My Lords, connected to that question, I congratulate my noble friend the Foreign Secretary on his success in getting a long-term British commitment to Ukraine in military aid for its defence against Russia; I think we have committed something like £3 billion per year until 2030. On its own, of course, that will not be enough. We need other countries to make the same sort of long-term commitment. What can this Government do to persuade other Governments to back what we have done?

The best thing we have done is to announce that the £3 billion— the noble Lord is right about that figure—is not just for this year and next year but for as many years as Ukraine needs it. That gives us the ability, just as with the 2.5% spending pledge, to go to other partners in NATO and elsewhere and say, “We have made this pledge. If you make this pledge too, we can give Ukrainians the certainty they need that the money will be there to support not just the munitions but the vital economic measures that they need as well”.

My Lords, in previous debates on sanctions I have raised questions about the ability of Ministers to exempt British Overseas Territories from the shipping components of our sanctions. Can the Foreign Secretary reassure me that not one single member of the shadow fleet will be able to get a landing licence into a British Overseas Territory?

That is an excellent question. I will double check, but my understanding is that we are trying to track this shadow fleet wherever it goes, and use that information so that countries can use environmental legislation, insurance legislation and other legislation to confiscate shipments and stop them moving. That must be the case in our overseas territories, but I will double check that it is so.

The Secretary of State is quite wrong that it is in other capitals that the Russians have the greatest investment. The greatest Russian investment is here in London; it is in property, and in Abramovich’s sale of Chelsea FC—all that money is here. The Secretary of State said at the previous Question Time, as he has said before, that he wants to do something about this, but he is doing nothing about it. The European Union is calling for action; at the last meeting of the Council of Europe, I took part in a debate where the Council of Europe almost unanimously asked the United Kingdom to do something about it. Why is he not doing it? What legal obstructions or impediments are stopping him taking real action?

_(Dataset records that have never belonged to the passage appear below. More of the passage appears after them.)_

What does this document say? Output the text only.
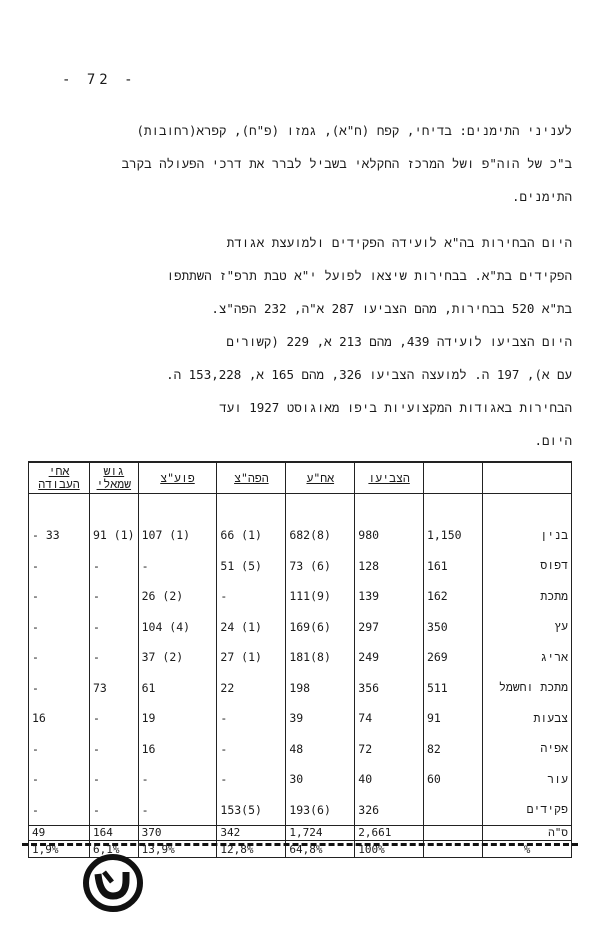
- 72 -
לעניני התימנים: בדיחי, קפח (ח"א), גמזו (פ"ח), קפרא(רחובות)
ב"כ של הוה"פ ושל המרכז החקלאי בשביל לברר את דרכי הפעולה בקרב
התימנים.
היום הבחירות בה"א לועידה הפקידים ולמועצת אגודת
הפקידים בת"א. בבחירות שיצאו לפועל י"א טבת תרפ"ז השתתפו
בת"א 520 בבחירות, מהם הצביעו 287 א"ה, 232 הפה"צ.
היום הצביעו לועידה 439, מהם 213 א, 229 (קשורים
עם א), 197 ה. למועצה הצביעו 326, מהם 165 א, 153,228 ה.
הבחירות באגודות המקצועיות ביפו מאוגוסט 1927 ועד
היום.
		הצביעו	אח"ע	הפה"צ	פוע"צ	גוש שמאלי	אחי העבודה
בנין	1,150	980	(8)682	(1) 66	(1) 107	(1) 91	33 -
דפוס	161	128	(6) 73	(5) 51	-	-	-
מתכת	162	139	(9)111	-	(2) 26	-	-
עץ	350	297	(6)169	(1) 24	(4) 104	-	-
אריג	269	249	(8)181	(1) 27	(2) 37	-	-
מתכת וחשמל	511	356	198	22	61	73	-
צבעות	91	74	39	-	19	-	16
אפיה	82	72	48	-	16	-	-
עור	60	40	30	-	-	-	-
פקידים		326	(6)193	(5)153	-	-	-
ס"ה		2,661	1,724	342	370	164	49
%		100%	64,8%	12,8%	13,9%	6,1%	1,9%
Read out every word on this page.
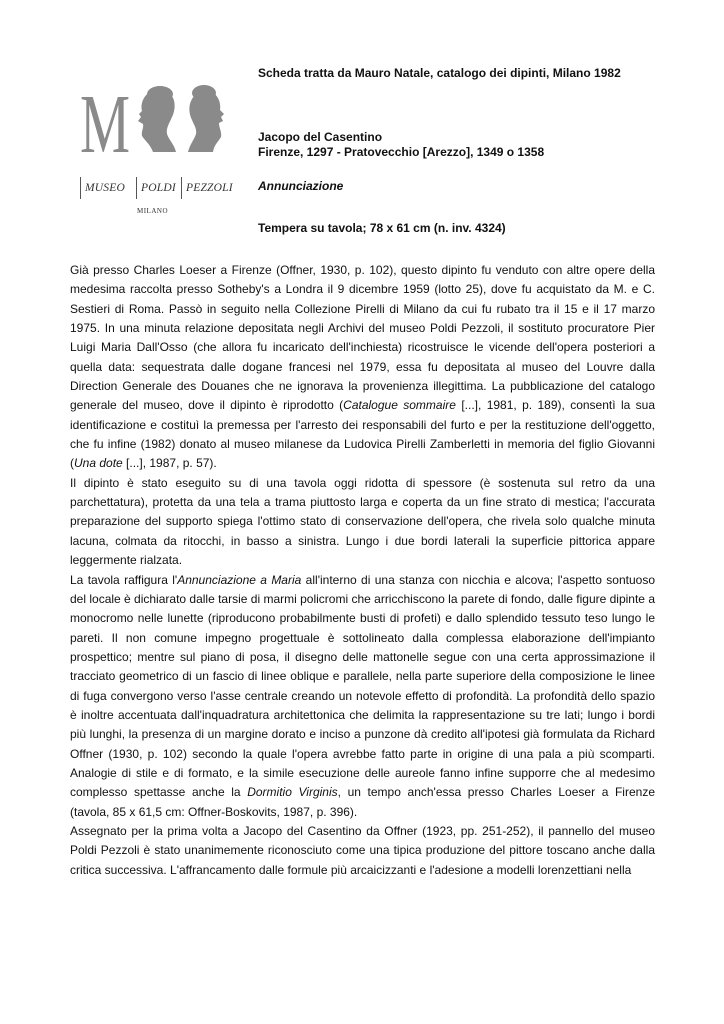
M
MUSEO	POLDI PEZZOLI
MILANO

Scheda tratta da Mauro Natale, catalogo dei dipinti, Milano 1982

Jacopo del Casentino

Firenze, 1297 - Pratovecchio [Arezzo], 1349 o 1358

Annunciazione

Tempera su tavola; 78 x 61 cm (n. inv. 4324)

Già presso Charles Loeser a Firenze (Offner, 1930, p. 102), questo dipinto fu venduto con altre opere della medesima raccolta presso Sotheby's a Londra il 9 dicembre 1959 (lotto 25), dove fu acquistato da M. e C. Sestieri di Roma. Passò in seguito nella Collezione Pirelli di Milano da cui fu rubato tra il 15 e il 17 marzo 1975. In una minuta relazione depositata negli Archivi del museo Poldi Pezzoli, il sostituto procuratore Pier Luigi Maria Dall'Osso (che allora fu incaricato dell'inchiesta) ricostruisce le vicende dell'opera posteriori a quella data: sequestrata dalle dogane francesi nel 1979, essa fu depositata al museo del Louvre dalla Direction Generale des Douanes che ne ignorava la provenienza illegittima. La pubblicazione del catalogo generale del museo, dove il dipinto è riprodotto (Catalogue sommaire [...], 1981, p. 189), consentì la sua identificazione e costituì la premessa per l'arresto dei responsabili del furto e per la restituzione dell'oggetto, che fu infine (1982) donato al museo milanese da Ludovica Pirelli Zamberletti in memoria del figlio Giovanni (Una dote [...], 1987, p. 57).

Il dipinto è stato eseguito su di una tavola oggi ridotta di spessore (è sostenuta sul retro da una parchettatura), protetta da una tela a trama piuttosto larga e coperta da un fine strato di mestica; l'accurata preparazione del supporto spiega l'ottimo stato di conservazione dell'opera, che rivela solo qualche minuta lacuna, colmata da ritocchi, in basso a sinistra. Lungo i due bordi laterali la superficie pittorica appare leggermente rialzata.

La tavola raffigura l'Annunciazione a Maria all'interno di una stanza con nicchia e alcova; l'aspetto sontuoso del locale è dichiarato dalle tarsie di marmi policromi che arricchiscono la parete di fondo, dalle figure dipinte a monocromo nelle lunette (riproducono probabilmente busti di profeti) e dallo splendido tessuto teso lungo le pareti. Il non comune impegno progettuale è sottolineato dalla complessa elaborazione dell'impianto prospettico; mentre sul piano di posa, il disegno delle mattonelle segue con una certa approssimazione il tracciato geometrico di un fascio di linee oblique e parallele, nella parte superiore della composizione le linee di fuga convergono verso l'asse centrale creando un notevole effetto di profondità. La profondità dello spazio è inoltre accentuata dall'inquadratura architettonica che delimita la rappresentazione su tre lati; lungo i bordi più lunghi, la presenza di un margine dorato e inciso a punzone dà credito all'ipotesi già formulata da Richard Offner (1930, p. 102) secondo la quale l'opera avrebbe fatto parte in origine di una pala a più scomparti. Analogie di stile e di formato, e la simile esecuzione delle aureole fanno infine supporre che al medesimo complesso spettasse anche la Dormitio Virginis, un tempo anch'essa presso Charles Loeser a Firenze (tavola, 85 x 61,5 cm: Offner-Boskovits, 1987, p. 396).

Assegnato per la prima volta a Jacopo del Casentino da Offner (1923, pp. 251-252), il pannello del museo Poldi Pezzoli è stato unanimemente riconosciuto come una tipica produzione del pittore toscano anche dalla critica successiva. L'affrancamento dalle formule più arcaicizzanti e l'adesione a modelli lorenzettiani nella
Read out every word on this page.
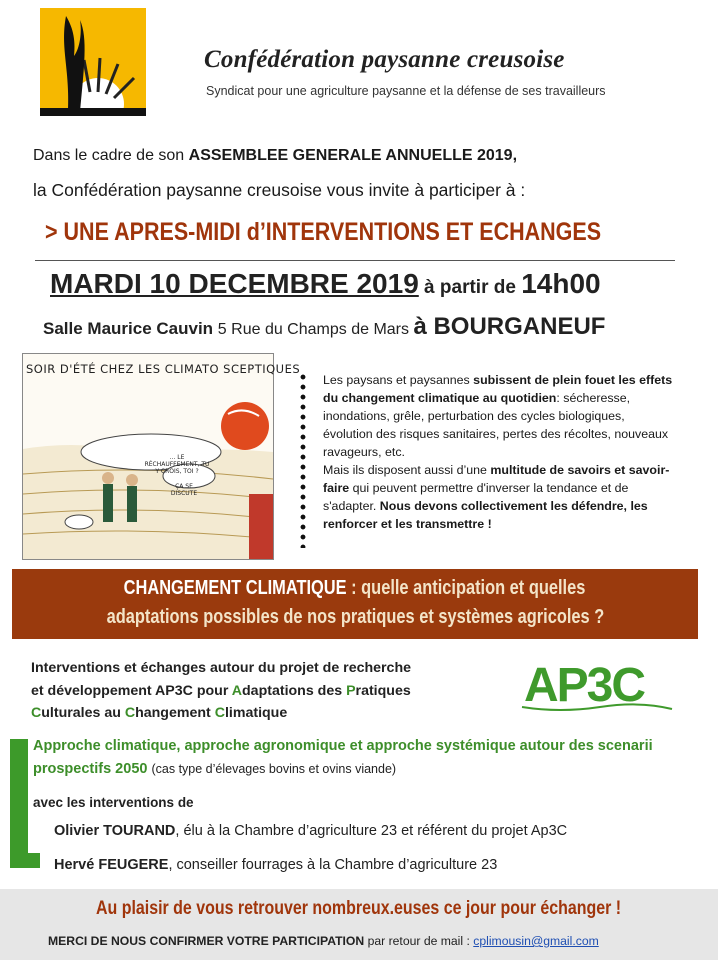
Confédération paysanne creusoise
Syndicat pour une agriculture paysanne et la défense de ses travailleurs
Dans le cadre de son ASSEMBLEE GENERALE ANNUELLE 2019,
la Confédération paysanne creusoise vous invite à participer à :
> UNE APRES-MIDI d’INTERVENTIONS ET ECHANGES
MARDI 10 DECEMBRE 2019 à partir de 14h00
Salle Maurice Cauvin 5 Rue du Champs de Mars à BOURGANEUF
SOIR D'ÉTÉ CHEZ LES CLIMATO SCEPTIQUES
... LE RÉCHAUFFEMENT, TU Y CROIS, TOI ?
ÇA SE DISCUTE
Les paysans et paysannes subissent de plein fouet les effets du changement climatique au quotidien: sécheresse, inondations, grêle, perturbation des cycles biologiques, évolution des risques sanitaires, pertes des récoltes, nouveaux ravageurs, etc.
Mais ils disposent aussi d’une multitude de savoirs et savoir-faire qui peuvent permettre d'inverser la tendance et de s'adapter. Nous devons collectivement les défendre, les renforcer et les transmettre !
CHANGEMENT CLIMATIQUE : quelle anticipation et quelles
adaptations possibles de nos pratiques et systèmes agricoles ?
Interventions et échanges autour du projet de recherche
et développement AP3C pour Adaptations des Pratiques
Culturales au Changement Climatique
AP3C
Approche climatique, approche agronomique et approche systémique autour des scenarii prospectifs 2050 (cas type d’élevages bovins et ovins viande)
avec les interventions de
Olivier TOURAND, élu à la Chambre d’agriculture 23 et référent du projet Ap3C
Hervé FEUGERE, conseiller fourrages à la Chambre d’agriculture 23
Au plaisir de vous retrouver nombreux.euses ce jour pour échanger !
MERCI DE NOUS CONFIRMER VOTRE PARTICIPATION par retour de mail : cplimousin@gmail.com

We have taken real action: we have sanctioned 2,000 individuals and entities under the Russia sanctions regime, over 1,700 of which were sanctioned since the full-scale invasion. We have taken huge steps. The point I would make is that there is a difference in scale, even with the riches of Abramovich—and we will come on to that—between the individuals who we have sanctioned and the Russian sovereign assets that are invested in things such as Euroclear and central banks in Europe and elsewhere. There is a difference in scale, and that is why the windfall interest from them is so important. On the issue of Abramovich, we are doing everything we can to try to make sure that this massive amount of money, which is in trust, can start flowing into Ukraine for the benefit of Ukrainian people and Ukrainian charities. It is a complicated issue—I can go into more detail if the noble Lord would like—but we are working very hard on it.